Can it be, that all these moons have passed
through so many seasons.
so much time between those nights
we sat beneath the pines towering into the darkness
sprinkled with stars like Christmas lights.
Huddled in a blanket,
I see you , rocking so slowly
the steam of your cup of tea
lifting, meandering in the icy air
through the pine needles and fir branches
that sheltered you, that held you so peacefully.
Content as a child in its mothers lap
with prayers on your lips, that I watched move
and never make a sound.
I saw you in the innocence of your spring
and the acceptance of autumn.
The hard cold of winter,
and slow bloom of gladiolus come summer.
I saw with the coming of snow
the tears that fell so quietly from your eyes
and I imagined, you beyond a mother or a wife.

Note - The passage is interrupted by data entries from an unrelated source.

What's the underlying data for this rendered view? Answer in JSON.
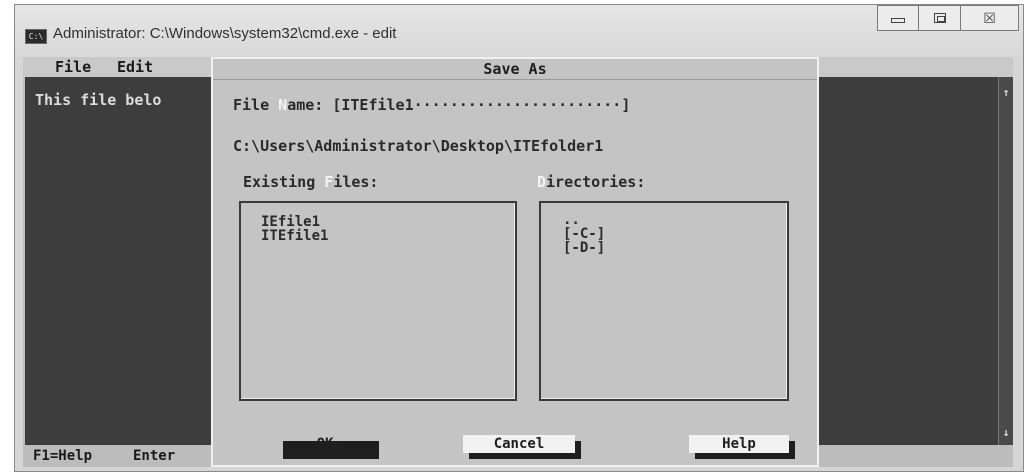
{
  "window": {
    "title": "Administrator: C:\\Windows\\system32\\cmd.exe - edit",
    "icon_text": "C:\\",
    "icon": "cmd-icon",
    "controls": [
      "minimize-icon",
      "maximize-icon",
      "close-icon"
    ],
    "close_glyph": "☒"
  },
  "editor": {
    "menu": [
      {
        "label": "File"
      },
      {
        "label": "Edit"
      }
    ],
    "line1": "This file belo",
    "status_help": "F1=Help",
    "status_enter": "Enter",
    "scroll_up": "↑",
    "scroll_down": "↓"
  },
  "dialog": {
    "title": "Save As",
    "file_name_label_pre": "File ",
    "file_name_label_hot": "N",
    "file_name_label_post": "ame: ",
    "file_name_value": "[ITEfile1·······················]",
    "path": "C:\\Users\\Administrator\\Desktop\\ITEfolder1",
    "existing_files_pre": "Existing ",
    "existing_files_hot": "F",
    "existing_files_post": "iles:",
    "directories_hot": "D",
    "directories_post": "irectories:",
    "files": [
      "IEfile1",
      "ITEfile1"
    ],
    "directories": [
      "..",
      "[-C-]",
      "[-D-]"
    ],
    "buttons": {
      "ok_left_arrow": "►",
      "ok_label": "OK",
      "ok_right_arrow": "◄",
      "cancel_label": "Cancel",
      "help_label": "Help"
    }
  },
  "colors": {
    "console_background": "#3d3d3d",
    "dialog_background": "#c4c4c4",
    "button_face": "#f2f2f2",
    "hotkey": "#f4f4f4"
  }
}
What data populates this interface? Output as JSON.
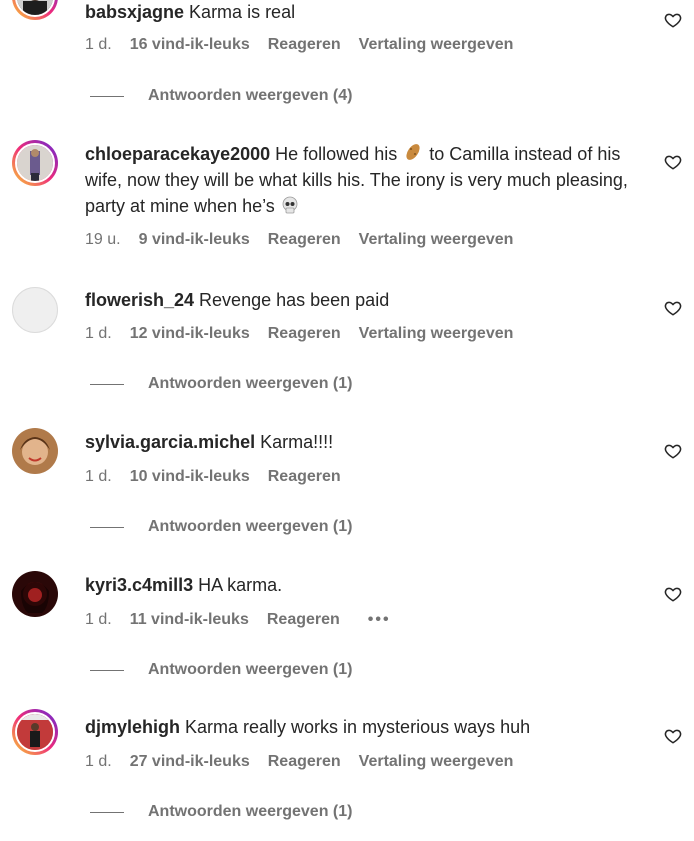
{
  "icons": {
    "heart": "heart-outline-icon",
    "peanut": "peanut-emoji",
    "skull": "skull-emoji",
    "more": "more-options-icon"
  },
  "colors": {
    "text": "#262626",
    "secondary": "#737373",
    "story_ring": [
      "#f9ce34",
      "#ee2a7b",
      "#6228d7"
    ]
  },
  "comments": [
    {
      "username": "babsxjagne",
      "text": " Karma is real",
      "time": "1 d.",
      "likes": "16 vind-ik-leuks",
      "reply": "Reageren",
      "translate": "Vertaling weergeven",
      "replies": "Antwoorden weergeven (4)"
    },
    {
      "username": "chloeparacekaye2000",
      "text_part1": " He followed his ",
      "text_part2": " to Camilla instead of his wife, now they will be what kills his. The irony is very much pleasing, party at mine when he’s ",
      "time": "19 u.",
      "likes": "9 vind-ik-leuks",
      "reply": "Reageren",
      "translate": "Vertaling weergeven"
    },
    {
      "username": "flowerish_24",
      "text": " Revenge has been paid",
      "time": "1 d.",
      "likes": "12 vind-ik-leuks",
      "reply": "Reageren",
      "translate": "Vertaling weergeven",
      "replies": "Antwoorden weergeven (1)"
    },
    {
      "username": "sylvia.garcia.michel",
      "text": " Karma!!!!",
      "time": "1 d.",
      "likes": "10 vind-ik-leuks",
      "reply": "Reageren",
      "replies": "Antwoorden weergeven (1)"
    },
    {
      "username": "kyri3.c4mill3",
      "text": " HA karma.",
      "time": "1 d.",
      "likes": "11 vind-ik-leuks",
      "reply": "Reageren",
      "more": "•••",
      "replies": "Antwoorden weergeven (1)"
    },
    {
      "username": "djmylehigh",
      "text": " Karma really works in mysterious ways huh",
      "time": "1 d.",
      "likes": "27 vind-ik-leuks",
      "reply": "Reageren",
      "translate": "Vertaling weergeven",
      "replies": "Antwoorden weergeven (1)"
    }
  ]
}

I Pondered the dreams kept in your heart
the things you hoped and never saw.
The youth that left you without warning
and the age that came
with so much still to do, and so many limitations.
I see you, rocking, so slow,
beneath those pines at night
through all those seasons,
patient as a ponderosa
holding the weight of a winters snow,
bending but not breaking through every storm.
In my Autumn now, I see you still,
and miss you there, beneath the star lit evergreens, rocking slow.
And sometimes, now, at night I go, and sit beside you,
with cups of tea, and a blanket to huddle in,
and we rock, so slow,
as I quietly weep, like sap in spring,
to these familiar trees that bend to hear and brush the tears
away with gently swaying boughs,
that reach up to carry my message to you
across a winters sky of stars, and into your heart.
I love you, my precious mother, I love you.